あえて、日本で変わらない味を食べたいという思いが。
どうやら、軽くホームシックにかかっているみたいです。早く、この任務を終わらせたいですね。
カレドでたこ焼きバーガーセットを食べていると、店の前で花咲さんと逆ハー軍団が通り過ぎようとしています。
私を見つけると、花咲さんはギョッとして逃げるようにあわてて店の前を通り過ぎました。

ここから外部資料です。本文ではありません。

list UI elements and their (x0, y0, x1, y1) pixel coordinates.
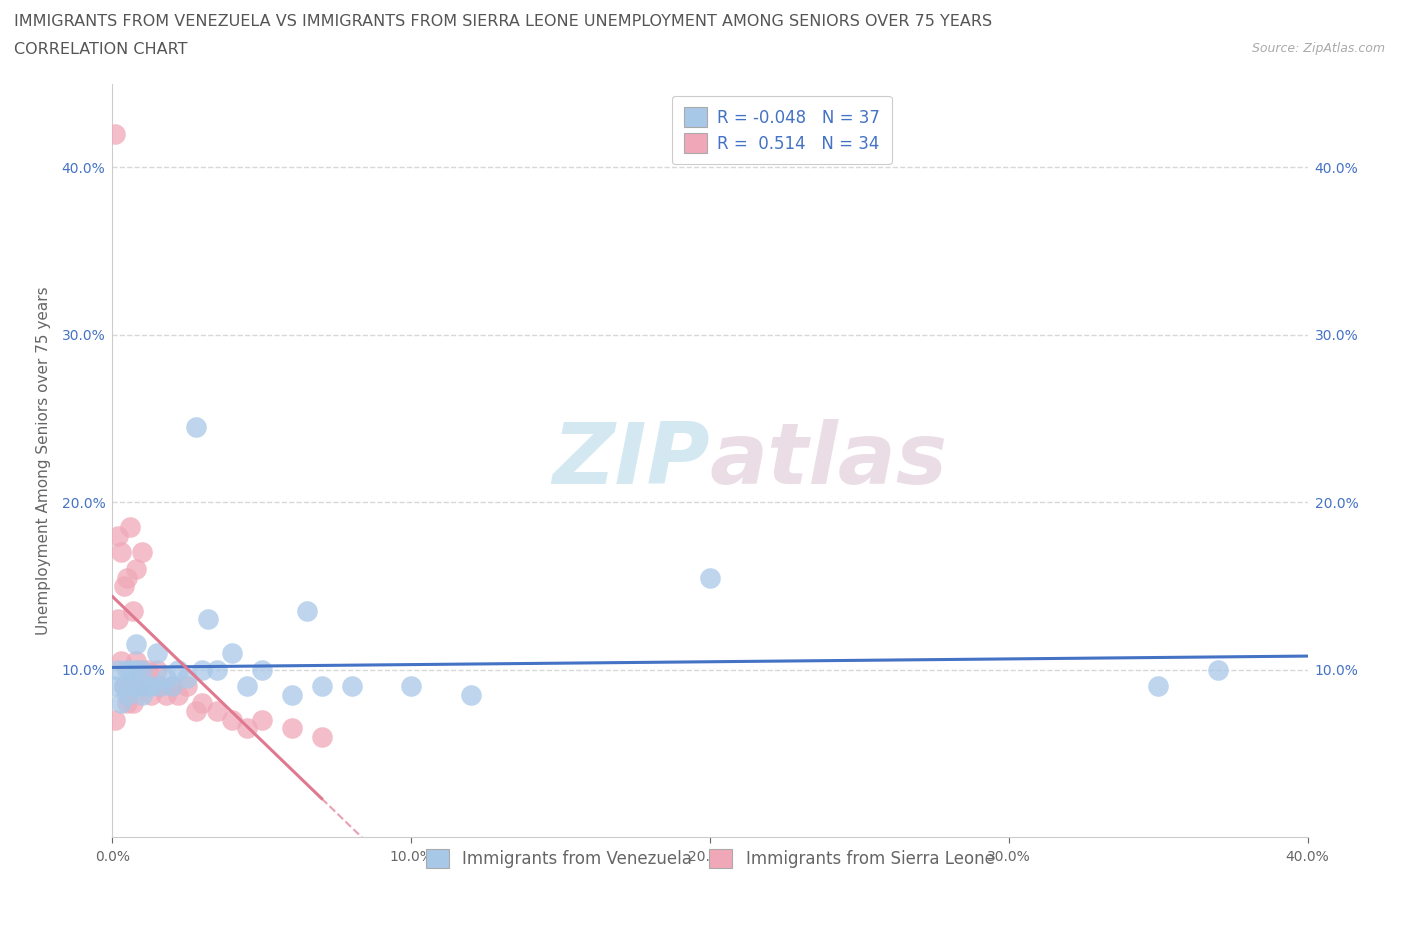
Point (122, 679, 145, 694)
Point (191, 662, 214, 677)
Point (122, 696, 145, 711)
Point (138, 679, 160, 694)
Point (131, 545, 153, 560)
Text: IMMIGRANTS FROM VENEZUELA VS IMMIGRANTS FROM SIERRA LEONE UNEMPLOYMENT AMONG SEN: IMMIGRANTS FROM VENEZUELA VS IMMIGRANTS … (14, 14, 993, 29)
Point (186, 704, 208, 719)
Point (114, 578, 135, 593)
Y-axis label: Unemployment Among Seniors over 75 years: Unemployment Among Seniors over 75 years (35, 286, 51, 634)
Point (221, 645, 243, 660)
Point (107, 662, 129, 677)
Text: atlas: atlas (710, 418, 948, 502)
Point (281, 721, 304, 736)
Point (110, 545, 132, 560)
Point (149, 679, 172, 694)
Point (107, 528, 129, 543)
Text: Source: ZipAtlas.com: Source: ZipAtlas.com (1251, 42, 1385, 55)
Point (699, 570, 721, 585)
Point (1206, 662, 1229, 677)
Point (1147, 679, 1170, 694)
Point (167, 687, 190, 702)
Point (236, 679, 259, 694)
Point (131, 679, 153, 694)
Point (120, 520, 142, 535)
Point (114, 679, 135, 694)
Point (311, 679, 333, 694)
Point (122, 604, 145, 618)
Text: ZIP: ZIP (553, 418, 710, 502)
Point (186, 419, 208, 434)
Point (141, 687, 163, 702)
Point (401, 679, 423, 694)
Point (205, 662, 228, 677)
Point (125, 662, 148, 677)
Point (311, 729, 333, 744)
Point (104, 712, 127, 727)
Point (155, 687, 177, 702)
Point (176, 671, 198, 685)
Point (114, 679, 135, 694)
Point (141, 679, 163, 694)
Point (104, 126, 127, 141)
Point (295, 604, 318, 618)
Point (149, 679, 172, 694)
Point (146, 662, 169, 677)
Point (197, 612, 219, 627)
Point (110, 696, 132, 711)
Point (117, 696, 139, 711)
Point (162, 679, 183, 694)
Point (117, 687, 139, 702)
Legend: Immigrants from Venezuela, Immigrants from Sierra Leone: Immigrants from Venezuela, Immigrants fr… (412, 835, 1008, 882)
Point (117, 662, 139, 677)
Point (128, 662, 150, 677)
Point (125, 562, 148, 577)
Point (125, 637, 148, 652)
Point (281, 687, 304, 702)
Point (128, 679, 150, 694)
Point (117, 570, 139, 585)
Point (460, 687, 482, 702)
Point (191, 696, 214, 711)
Point (176, 679, 198, 694)
Point (236, 721, 259, 736)
Point (125, 654, 148, 669)
Point (138, 662, 160, 677)
Point (131, 687, 153, 702)
Point (110, 654, 132, 669)
Point (250, 712, 273, 727)
Point (107, 612, 129, 627)
Point (221, 712, 243, 727)
Point (155, 671, 177, 685)
Text: CORRELATION CHART: CORRELATION CHART (14, 42, 187, 57)
Point (120, 662, 142, 677)
Point (162, 679, 183, 694)
Point (340, 679, 363, 694)
Point (205, 704, 228, 719)
Point (131, 662, 153, 677)
Point (104, 679, 127, 694)
Point (250, 662, 273, 677)
Point (146, 645, 169, 660)
Point (167, 662, 190, 677)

残念ですね、今なら逆ハー軍団の古傷を抉り出すよう、楽しくにこやかにお話してあげたのに。
・主人公が、湊と鞠乃の婚約を知らなかったことについて
ぶっちゃけ、聞いてなかったから。
もちろん、この世界のヒロイン花咲桃香も知らない。
・カレド
マ●クのようなもの。
・ダンカン・マレット監督
この世界の映画監督。あらゆるジャンルに手を出し成功している。
だだし、ホラー映画は出来があまり良くない。好きな人は、はまるという感じ。